An inherited IRA can represent a
tremendous financial windfall if handled appropriately. Often time, in the heat of the emotional
tumult that comes with the death of a parent or spouse,
inheritors of the IRA don’t recognize the long-term earning potential and tax
advantages associated with the IRA.
A surviving spouse has three
options upon inheriting an IRA. The
final decision of what to do will be driven by factors such as the survivor’s
age at the time of inheritance, the age of the IRA owner at the time of
death, whether required withdrawals had already begun, and other financial
life planning considerations. Options
for non-spouses are different than those for spouses. One option for the inheriting
spouse is to cash in some or all of the IRA and pay the income tax on the
withdrawal. Another option is to leave the IRA in the deceased’s name. And finally, a spouse can roll it over into
a new account in the survivor’s name. If the spouse is younger than age
59 ½ and needs money from the IRA to cover living expenses, he or she can
make withdrawals before age 59 ½ without paying the 10 percent early
withdrawal penalty, however, ordinary income taxes will still be due. It’s important to note that if the spouse
in this case opts to the roll the inherited IRA into his or her own IRA, then
early withdrawals would be subject to the 10 percent penalty.
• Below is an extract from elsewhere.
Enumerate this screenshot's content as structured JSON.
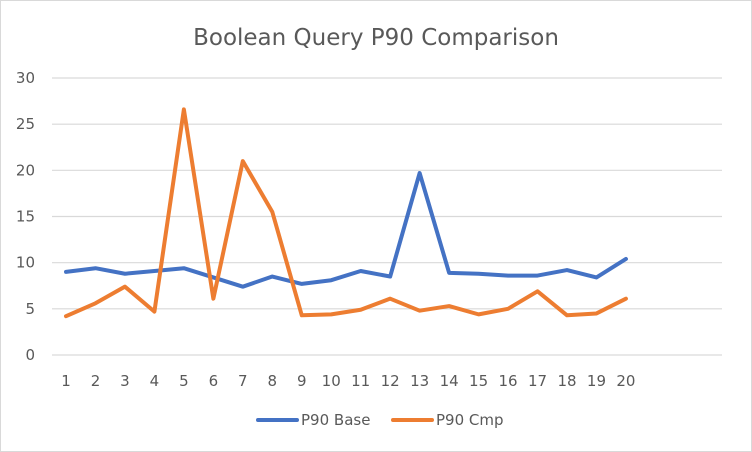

It may make more sense for a
surviving spouse over the age of 59 ½ to roll the inherited IRA over into an
IRA in their own name, which allows them to name their own beneficiaries and
delays the minimum distribution until the surviving spouse turns 70 ½ . Minimum distributions would then be based
on the heir’s life expectancy. IRA inheritance rules for
non-spouses are different than in the case of a spouse. If the IRA did not
designate a beneficiary and the owner already started required distributions
after the age of 70 ½, the heir must continue taking out distributions based
on the owner’s life expectancy at death.
If distributions had not started, their heir must take all the money
out within five years and pay ordinary income taxes but not the early
withdrawal penalty. If the IRA designated a non-spouse
beneficiary, they can not roll an inherited IRA into their own IRA. Rather, they can establish a “beneficiary
IRA,” which remains in the name of the deceased original owner but for the
benefit of the heir. That beneficiary
also takes minimum withdrawals based on his or her own
life expectancy rather than the life expectancy of the original owner
regardless of when or if required distributions had begun. Dealing with the implications of
inheriting an IRA can be very complicated and there is much more to this strategy
than has been highlighted in this article.
If you find yourself as a beneficiary to an IRA, be sure to work with
a financial advisor
who is familiar with IRA inheritance rules so you can explore
the best option for your individual situation.